Jordans’ Data Cleanse Transformation Basics
By sheer coincidence I bumped into my old mate Jordan the other day. As some of you may remember, I know two Jordans with the same surname, both are friends of mine. One is a six foot five Rastafarian male, the other is a five foot three blonde female. The first Jordan and I did the MCSE together. The second Jordan helped me with my first installation of NT Server over the phone while at the supermarket.
This video by Tahir Hussain Babar, aka Bob, of the SAP HANA Academy looks at the Cleanse Transform within Smart Data Quality in SPS09. The context used to illustrate this function is taking a list of first names and enriching the output to establish the names’ genders.
Bob starts building a new flowgraph within the projects he started in the previous videos. He explains that this will be a basic example and that more advanced examples will follow.
Bob selects his canvas and assigns it to his user before selecting his table of employees as his data source. The next step is to add a Data Provisioning Transform which in this case will be the Cleanse Transform. He adds the output from the Employee table data source to the input of his Cleanse Transform.
Bob explains the 3 general properties tabs which include Input Fields, Output Fields and Settings. These need linking to the right columns for the function to output properly. For example you may have a column called first name that needs matching to smart data quality’s list of semantics for that object which may be called person.
Once the Input Fields have been mapped you need to set the cleansing that you want to perform on your Output Fields which in this case will be gender. By default this will be set to false so won’t be outputted and will need setting to true. This will automatically update the Mappings tab. Remember the Settings are designed to fine tune your cleansing options.
Bob completes the Transform by adding a Template table and configuring the Authoring Schema and Catalog Object as shown.
Once you have saved and activated if no error messages are returned the task has been completed successfully.

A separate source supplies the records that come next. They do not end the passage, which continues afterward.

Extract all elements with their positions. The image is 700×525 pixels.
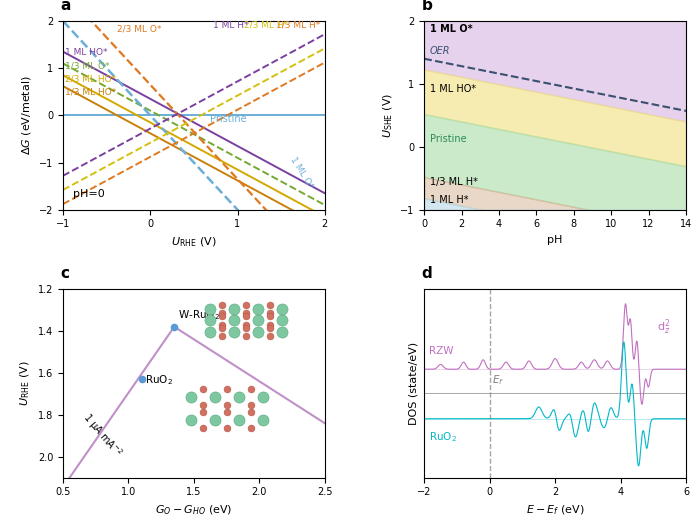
Text: OER: OER bbox=[430, 46, 450, 56]
Text: 1/3 ML H*: 1/3 ML H* bbox=[430, 176, 477, 186]
Y-axis label: $\Delta G$ (eV/metal): $\Delta G$ (eV/metal) bbox=[20, 76, 34, 155]
Text: 2/3 ML H*: 2/3 ML H* bbox=[244, 20, 288, 29]
Text: a: a bbox=[60, 0, 71, 14]
Text: 1 ML O*: 1 ML O* bbox=[288, 155, 315, 191]
Text: 1/3 ML H*: 1/3 ML H* bbox=[276, 20, 320, 29]
Text: 2/3 ML O*: 2/3 ML O* bbox=[117, 24, 162, 34]
Text: $E_f$: $E_f$ bbox=[492, 373, 504, 387]
Y-axis label: $U_{\mathrm{SHE}}$ (V): $U_{\mathrm{SHE}}$ (V) bbox=[381, 93, 395, 138]
X-axis label: pH: pH bbox=[547, 235, 563, 245]
Y-axis label: DOS (state/eV): DOS (state/eV) bbox=[409, 342, 419, 425]
Text: 1 ML HO*: 1 ML HO* bbox=[64, 48, 107, 57]
Text: 1/3 ML O*: 1/3 ML O* bbox=[64, 61, 109, 70]
Text: d$_z^2$: d$_z^2$ bbox=[657, 317, 670, 337]
Text: Pristine: Pristine bbox=[209, 113, 246, 123]
Text: pH=0: pH=0 bbox=[74, 188, 105, 198]
Text: 1 ML H*: 1 ML H* bbox=[430, 195, 468, 205]
Text: 1 ML O*: 1 ML O* bbox=[430, 24, 473, 34]
Text: 1 ML HO*: 1 ML HO* bbox=[430, 84, 476, 94]
Text: RuO$_2$: RuO$_2$ bbox=[146, 373, 174, 387]
Text: 2/3 ML HO*: 2/3 ML HO* bbox=[64, 75, 116, 83]
Text: RZW: RZW bbox=[429, 346, 454, 356]
X-axis label: $G_O-G_{HO}$ (eV): $G_O-G_{HO}$ (eV) bbox=[155, 503, 232, 517]
Text: 1 μA mA$^{-2}$: 1 μA mA$^{-2}$ bbox=[78, 410, 125, 461]
X-axis label: $E-E_f$ (eV): $E-E_f$ (eV) bbox=[526, 503, 584, 517]
Y-axis label: $U_{\mathrm{RHE}}$ (V): $U_{\mathrm{RHE}}$ (V) bbox=[19, 361, 32, 406]
Text: RuO$_2$: RuO$_2$ bbox=[429, 430, 457, 444]
Text: W-RuO$_2$: W-RuO$_2$ bbox=[178, 308, 220, 322]
Text: 1 ML H*: 1 ML H* bbox=[213, 20, 248, 29]
Text: d: d bbox=[421, 267, 433, 281]
Text: c: c bbox=[60, 267, 69, 281]
Text: Pristine: Pristine bbox=[430, 134, 466, 144]
X-axis label: $U_{\mathrm{RHE}}$ (V): $U_{\mathrm{RHE}}$ (V) bbox=[171, 235, 217, 249]
Text: b: b bbox=[421, 0, 433, 14]
Text: 1/3 ML HO*: 1/3 ML HO* bbox=[64, 88, 116, 97]
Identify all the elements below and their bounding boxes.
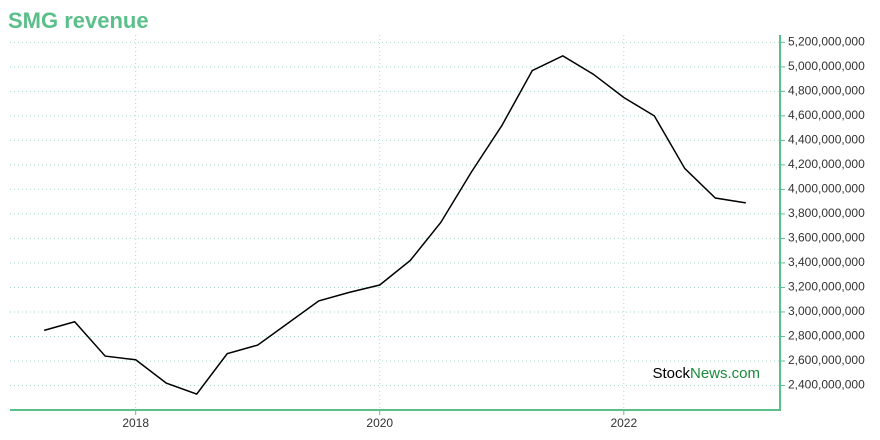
y-tick-label: 2,400,000,000 bbox=[788, 378, 865, 392]
y-tick-label: 4,600,000,000 bbox=[788, 108, 865, 122]
watermark-suffix: News.com bbox=[690, 365, 760, 382]
y-tick-label: 3,000,000,000 bbox=[788, 304, 865, 318]
y-tick-label: 5,000,000,000 bbox=[788, 59, 865, 73]
y-tick-label: 4,400,000,000 bbox=[788, 133, 865, 147]
x-tick-label: 2020 bbox=[366, 416, 393, 430]
y-tick-label: 4,800,000,000 bbox=[788, 84, 865, 98]
y-tick-label: 4,000,000,000 bbox=[788, 182, 865, 196]
x-tick-label: 2022 bbox=[610, 416, 637, 430]
y-tick-label: 2,600,000,000 bbox=[788, 353, 865, 367]
y-tick-label: 3,200,000,000 bbox=[788, 280, 865, 294]
y-tick-label: 2,800,000,000 bbox=[788, 329, 865, 343]
y-tick-label: 4,200,000,000 bbox=[788, 157, 865, 171]
y-tick-label: 5,200,000,000 bbox=[788, 35, 865, 49]
y-tick-label: 3,600,000,000 bbox=[788, 231, 865, 245]
line bbox=[43, 54, 746, 395]
watermark: StockNews.com bbox=[652, 365, 760, 382]
watermark-prefix: Stock bbox=[652, 365, 690, 382]
x-tick-label: 2018 bbox=[122, 416, 149, 430]
chart-title: SMG revenue bbox=[8, 8, 149, 33]
y-tick-label: 3,800,000,000 bbox=[788, 206, 865, 220]
y-tick-label: 3,400,000,000 bbox=[788, 255, 865, 269]
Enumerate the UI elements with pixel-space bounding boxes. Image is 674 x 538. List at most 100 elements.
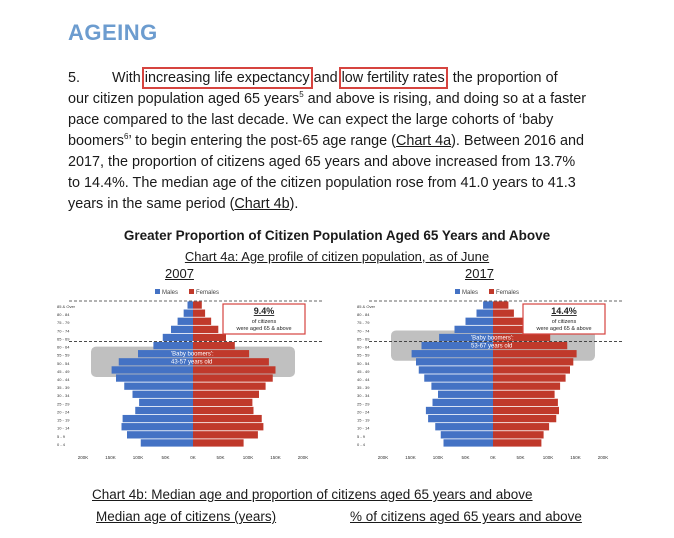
bar-males-2 (435, 423, 493, 431)
pct-65-caption-1: of citizens (252, 319, 277, 325)
population-pyramid-2007: Males Females 0 - 4 5 - 9 10 - 14 15 - 19 20 -… (57, 289, 323, 460)
x-tick-label: 0K (490, 455, 496, 460)
bar-females-0 (493, 439, 542, 447)
bar-females-17 (193, 301, 202, 309)
age-tick-label: 45 - 49 (57, 369, 70, 374)
x-tick-label: 100K (133, 455, 144, 460)
bar-males-16 (476, 309, 493, 317)
bar-males-7 (124, 382, 193, 390)
bar-males-14 (171, 325, 193, 334)
bar-females-1 (193, 431, 258, 439)
chart-reference-link[interactable]: Chart 4a (395, 133, 452, 149)
baby-boomers-range: 53-67 years old (471, 343, 512, 349)
bar-females-7 (193, 382, 266, 390)
age-tick-label: 50 - 54 (357, 361, 370, 366)
paragraph-line: pace compared to the last decade. We can… (68, 112, 554, 128)
x-tick-label: 200K (78, 455, 89, 460)
bar-females-8 (493, 374, 566, 382)
pct-65-caption-2: were aged 65 & above (535, 326, 591, 332)
bar-females-14 (493, 325, 536, 334)
bar-females-10 (493, 358, 574, 366)
paragraph-line: 2017, the proportion of citizens aged 65… (68, 154, 576, 170)
age-tick-label: 50 - 54 (57, 361, 70, 366)
pct-65-heading: % of citizens aged 65 years and above (350, 509, 582, 524)
bar-females-3 (193, 414, 262, 423)
x-tick-label: 200K (598, 455, 609, 460)
chart-subtitle: Chart 4a: Age profile of citizen populat… (184, 249, 490, 264)
pct-65-caption-1: of citizens (552, 319, 577, 325)
x-tick-label: 100K (433, 455, 444, 460)
pct-65-caption-2: were aged 65 & above (235, 326, 291, 332)
bar-females-12 (493, 341, 568, 350)
age-tick-label: 5 - 9 (57, 434, 66, 439)
bar-males-9 (111, 366, 193, 374)
bar-males-15 (465, 317, 493, 325)
chart-reference-link[interactable]: Chart 4b (234, 196, 290, 212)
bar-females-9 (193, 366, 276, 374)
bar-females-2 (193, 423, 264, 431)
bar-females-12 (193, 341, 235, 350)
age-tick-label: 65 - 69 (57, 336, 70, 341)
bar-females-10 (193, 358, 269, 366)
highlighted-phrase: low fertility rates (338, 67, 448, 89)
age-tick-label: 5 - 9 (357, 434, 366, 439)
bar-males-0 (140, 439, 193, 447)
baby-boomers-label: 'Baby boomers': (471, 335, 514, 341)
legend-label-males: Males (162, 290, 178, 296)
age-tick-label: 45 - 49 (357, 369, 370, 374)
legend-swatch-males (455, 289, 460, 294)
bar-males-5 (139, 398, 193, 407)
bar-females-6 (493, 390, 555, 398)
bar-males-17 (187, 301, 193, 309)
bar-females-2 (493, 423, 550, 431)
paragraph-line: boomers6’ to begin entering the post-65 … (68, 132, 584, 149)
bar-males-11 (411, 350, 493, 358)
x-tick-label: 150K (405, 455, 416, 460)
baby-boomers-label: 'Baby boomers': (171, 352, 214, 358)
bar-females-8 (193, 374, 273, 382)
bar-males-13 (439, 333, 493, 342)
bar-females-7 (493, 382, 561, 390)
x-tick-label: 200K (298, 455, 309, 460)
bar-females-9 (493, 366, 570, 374)
bar-males-16 (183, 309, 193, 317)
bar-males-6 (438, 390, 493, 398)
bar-males-4 (135, 406, 193, 415)
bar-females-4 (193, 406, 254, 415)
paragraph-line: 5. With increasing life expectancy and lo… (68, 67, 628, 89)
age-tick-label: 0 - 4 (357, 442, 366, 447)
age-tick-label: 70 - 74 (357, 328, 370, 333)
bar-females-11 (193, 350, 250, 358)
x-tick-label: 50K (461, 455, 469, 460)
x-tick-label: 150K (570, 455, 581, 460)
paragraph-line: our citizen population aged 65 years5 an… (68, 90, 587, 107)
bar-males-4 (425, 406, 493, 415)
bar-females-15 (193, 317, 212, 325)
age-tick-label: 20 - 24 (357, 409, 370, 414)
bar-males-0 (443, 439, 493, 447)
bar-females-11 (493, 350, 577, 358)
paragraph-5: 5. With increasing life expectancy and lo… (68, 67, 628, 215)
footnote-marker: 6 (124, 132, 129, 142)
legend-label-females: Females (496, 290, 519, 296)
bar-males-2 (121, 423, 193, 431)
baby-boomers-range: 43-57 years old (171, 360, 212, 366)
x-tick-label: 50K (216, 455, 224, 460)
x-tick-label: 150K (270, 455, 281, 460)
bar-females-16 (493, 309, 514, 317)
age-tick-label: 40 - 44 (57, 377, 70, 382)
footnote-marker: 5 (299, 90, 304, 100)
x-tick-label: 50K (516, 455, 524, 460)
bar-males-1 (440, 431, 493, 439)
age-tick-label: 30 - 34 (357, 393, 370, 398)
age-tick-label: 60 - 64 (357, 345, 370, 350)
bar-females-13 (193, 333, 226, 342)
bar-females-0 (193, 439, 244, 447)
age-tick-label: 35 - 39 (357, 385, 370, 390)
chart-legend: Males Females (455, 289, 519, 296)
legend-label-females: Females (196, 290, 219, 296)
bar-males-11 (138, 350, 193, 358)
age-tick-label: 55 - 59 (57, 353, 70, 358)
legend-swatch-males (155, 289, 160, 294)
bar-males-12 (421, 341, 493, 350)
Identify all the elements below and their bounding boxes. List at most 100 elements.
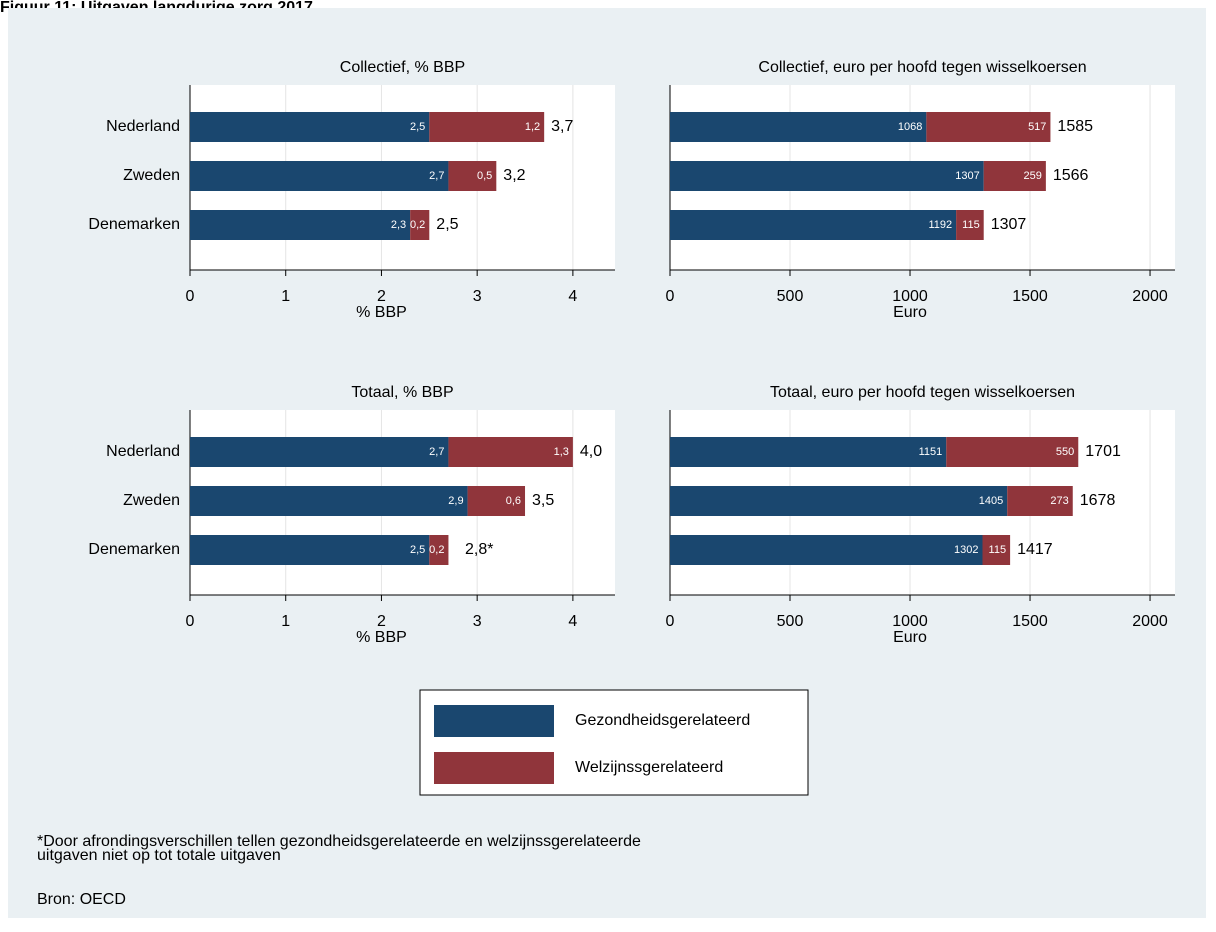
total-label: 1585: [1057, 118, 1093, 135]
total-label: 1678: [1080, 492, 1116, 509]
segment-label: 0,2: [410, 219, 425, 231]
segment-label: 2,9: [448, 495, 463, 507]
bar-segment: [429, 112, 545, 142]
segment-label: 517: [1028, 121, 1046, 133]
segment-label: 2,7: [429, 170, 444, 182]
segment-label: 1307: [955, 170, 979, 182]
segment-label: 273: [1050, 495, 1068, 507]
x-tick-label: 500: [777, 288, 804, 305]
footnote: uitgaven niet op tot totale uitgaven: [37, 847, 281, 864]
x-tick-label: 1500: [1012, 288, 1048, 305]
x-tick-label: 0: [186, 288, 195, 305]
segment-label: 1302: [954, 544, 978, 556]
bar-segment: [190, 161, 449, 191]
panel-title: Collectief, % BBP: [340, 59, 465, 76]
x-tick-label: 1: [281, 613, 290, 630]
category-label: Zweden: [123, 167, 180, 184]
x-tick-label: 1000: [892, 288, 928, 305]
segment-label: 1,3: [554, 446, 569, 458]
legend-swatch: [434, 705, 554, 737]
total-label: 3,7: [551, 118, 573, 135]
x-tick-label: 3: [473, 613, 482, 630]
bar-segment: [448, 161, 497, 191]
x-tick-label: 0: [666, 613, 675, 630]
segment-label: 2,5: [410, 121, 425, 133]
x-tick-label: 0: [186, 613, 195, 630]
total-label: 3,5: [532, 492, 554, 509]
x-axis-title: Euro: [893, 629, 927, 646]
category-label: Zweden: [123, 492, 180, 509]
legend-label: Gezondheidsgerelateerd: [575, 712, 750, 729]
total-label: 4,0: [580, 443, 602, 460]
bar-segment: [410, 210, 430, 240]
segment-label: 0,5: [477, 170, 492, 182]
x-tick-label: 500: [777, 613, 804, 630]
segment-label: 115: [962, 219, 980, 231]
total-label: 2,5: [436, 216, 458, 233]
legend-swatch: [434, 752, 554, 784]
bar-segment: [956, 210, 984, 240]
x-tick-label: 2: [377, 613, 386, 630]
x-tick-label: 2: [377, 288, 386, 305]
segment-label: 115: [989, 544, 1007, 556]
bar-segment: [448, 437, 573, 467]
bar-segment: [190, 437, 449, 467]
legend-label: Welzijnssgerelateerd: [575, 759, 723, 776]
segment-label: 1068: [898, 121, 922, 133]
bar-segment: [926, 112, 1051, 142]
bar-segment: [946, 437, 1079, 467]
bar-segment: [190, 535, 430, 565]
segment-label: 0,6: [506, 495, 521, 507]
x-tick-label: 2000: [1132, 288, 1168, 305]
panel-title: Totaal, % BBP: [351, 384, 453, 401]
category-label: Denemarken: [88, 216, 180, 233]
footnote: *Door afrondingsverschillen tellen gezon…: [37, 833, 641, 850]
bar-segment: [190, 486, 468, 516]
total-label: 3,2: [503, 167, 525, 184]
bar-segment: [983, 161, 1046, 191]
total-label: 1566: [1053, 167, 1089, 184]
total-label: 1307: [991, 216, 1027, 233]
bar-segment: [670, 486, 1008, 516]
bar-segment: [429, 535, 449, 565]
total-label: 2,8*: [465, 541, 493, 558]
x-tick-label: 4: [568, 288, 577, 305]
segment-label: 2,7: [429, 446, 444, 458]
segment-label: 2,5: [410, 544, 425, 556]
segment-label: 0,2: [429, 544, 444, 556]
bar-segment: [982, 535, 1011, 565]
bar-segment: [467, 486, 526, 516]
category-label: Nederland: [106, 118, 180, 135]
panel-title: Collectief, euro per hoofd tegen wisselk…: [758, 59, 1086, 76]
bar-segment: [190, 112, 430, 142]
x-tick-label: 4: [568, 613, 577, 630]
category-label: Denemarken: [88, 541, 180, 558]
bar-segment: [670, 437, 947, 467]
segment-label: 1405: [979, 495, 1003, 507]
total-label: 1701: [1085, 443, 1121, 460]
x-axis-title: % BBP: [356, 629, 407, 646]
segment-label: 2,3: [391, 219, 406, 231]
x-tick-label: 3: [473, 288, 482, 305]
segment-label: 550: [1056, 446, 1074, 458]
bar-segment: [670, 161, 984, 191]
panel-title: Totaal, euro per hoofd tegen wisselkoers…: [770, 384, 1075, 401]
x-tick-label: 2000: [1132, 613, 1168, 630]
segment-label: 1151: [919, 446, 943, 458]
x-tick-label: 1500: [1012, 613, 1048, 630]
segment-label: 1,2: [525, 121, 540, 133]
x-tick-label: 1: [281, 288, 290, 305]
x-axis-title: % BBP: [356, 304, 407, 321]
source: Bron: OECD: [37, 891, 126, 908]
bar-segment: [1007, 486, 1073, 516]
bar-segment: [670, 535, 983, 565]
total-label: 1417: [1017, 541, 1053, 558]
bar-segment: [670, 210, 957, 240]
segment-label: 1192: [928, 219, 952, 231]
x-axis-title: Euro: [893, 304, 927, 321]
bar-segment: [190, 210, 411, 240]
segment-label: 259: [1024, 170, 1042, 182]
x-tick-label: 1000: [892, 613, 928, 630]
bar-segment: [670, 112, 927, 142]
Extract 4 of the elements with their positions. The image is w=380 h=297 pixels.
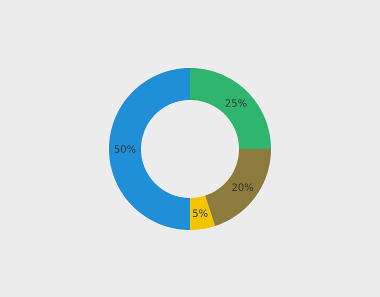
data-label: 50% <box>114 145 136 153</box>
data-label: 25% <box>226 99 246 107</box>
data-label: 5% <box>193 209 208 217</box>
data-label: 20% <box>232 183 254 191</box>
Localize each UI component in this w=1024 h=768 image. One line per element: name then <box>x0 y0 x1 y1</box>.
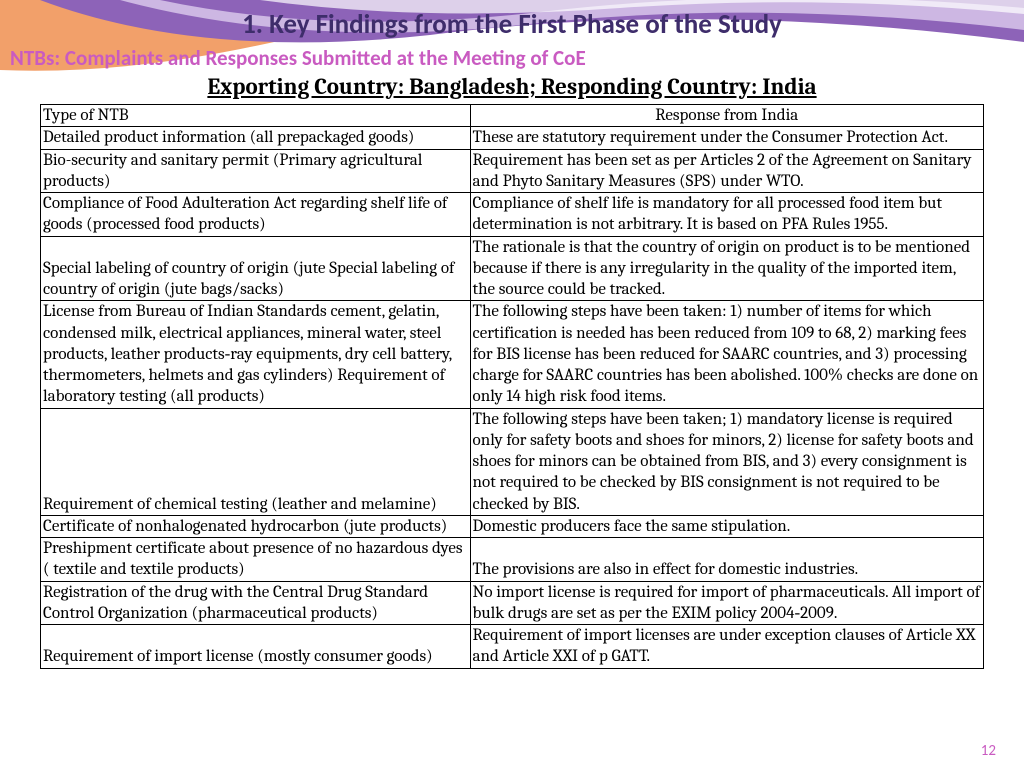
table-title: Exporting Country: Bangladesh; Respondin… <box>0 71 1024 104</box>
cell-response: No import license is required for import… <box>470 581 983 625</box>
table-row: Certificate of nonhalogenated hydrocarbo… <box>41 515 984 537</box>
table-row: Special labeling of country of origin (j… <box>41 236 984 301</box>
cell-ntb: Compliance of Food Adulteration Act rega… <box>41 193 471 237</box>
cell-ntb: Requirement of import license (mostly co… <box>41 625 471 669</box>
slide-title: 1. Key Findings from the First Phase of … <box>0 0 1024 41</box>
cell-response: Compliance of shelf life is mandatory fo… <box>470 193 983 237</box>
cell-ntb: Certificate of nonhalogenated hydrocarbo… <box>41 515 471 537</box>
table-row: License from Bureau of Indian Standards … <box>41 301 984 408</box>
cell-response: The following steps have been taken; 1) … <box>470 408 983 515</box>
cell-ntb: Registration of the drug with the Centra… <box>41 581 471 625</box>
cell-response: The provisions are also in effect for do… <box>470 538 983 582</box>
column-header-ntb: Type of NTB <box>41 105 471 127</box>
table-header-row: Type of NTB Response from India <box>41 105 984 127</box>
table-row: Preshipment certificate about presence o… <box>41 538 984 582</box>
table-row: Bio-security and sanitary permit (Primar… <box>41 149 984 193</box>
cell-ntb: License from Bureau of Indian Standards … <box>41 301 471 408</box>
column-header-response: Response from India <box>470 105 983 127</box>
table-row: Detailed product information (all prepac… <box>41 127 984 149</box>
cell-response: These are statutory requirement under th… <box>470 127 983 149</box>
table-row: Requirement of import license (mostly co… <box>41 625 984 669</box>
cell-response: Requirement of import licenses are under… <box>470 625 983 669</box>
ntb-table: Type of NTB Response from India Detailed… <box>40 104 984 669</box>
cell-response: The rationale is that the country of ori… <box>470 236 983 301</box>
cell-response: Domestic producers face the same stipula… <box>470 515 983 537</box>
cell-ntb: Bio-security and sanitary permit (Primar… <box>41 149 471 193</box>
table-row: Registration of the drug with the Centra… <box>41 581 984 625</box>
cell-ntb: Requirement of chemical testing (leather… <box>41 408 471 515</box>
cell-response: Requirement has been set as per Articles… <box>470 149 983 193</box>
cell-response: The following steps have been taken: 1) … <box>470 301 983 408</box>
table-row: Requirement of chemical testing (leather… <box>41 408 984 515</box>
cell-ntb: Preshipment certificate about presence o… <box>41 538 471 582</box>
cell-ntb: Detailed product information (all prepac… <box>41 127 471 149</box>
page-number: 12 <box>981 742 996 760</box>
slide-subtitle: NTBs: Complaints and Responses Submitted… <box>0 41 1024 71</box>
table-row: Compliance of Food Adulteration Act rega… <box>41 193 984 237</box>
cell-ntb: Special labeling of country of origin (j… <box>41 236 471 301</box>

Before executing Bob opens the Transform in a SQL editor to check that the table structure is sound before executing the Transform.
As you can see the names’ closeness to a specific gender is specifically highlighted unless the name is not in the dictionary in which case it is unassigned. The dictionary can be changed according to your regional locale.
Finally Bob updates the data with his birth name Tahir, truncates the table and runs the task again. The dictionary and associated software is confident that this is a Male name.
There is no doubt that this is a great tool but I bet you’re all wondering which Jordan I bumped into. Jordan is now 56 and looks 25 years younger having been a vegan and martial artist since being a teenager. I could believe what a robust specimen Jordan remains, a definitely strong representative of … gender type.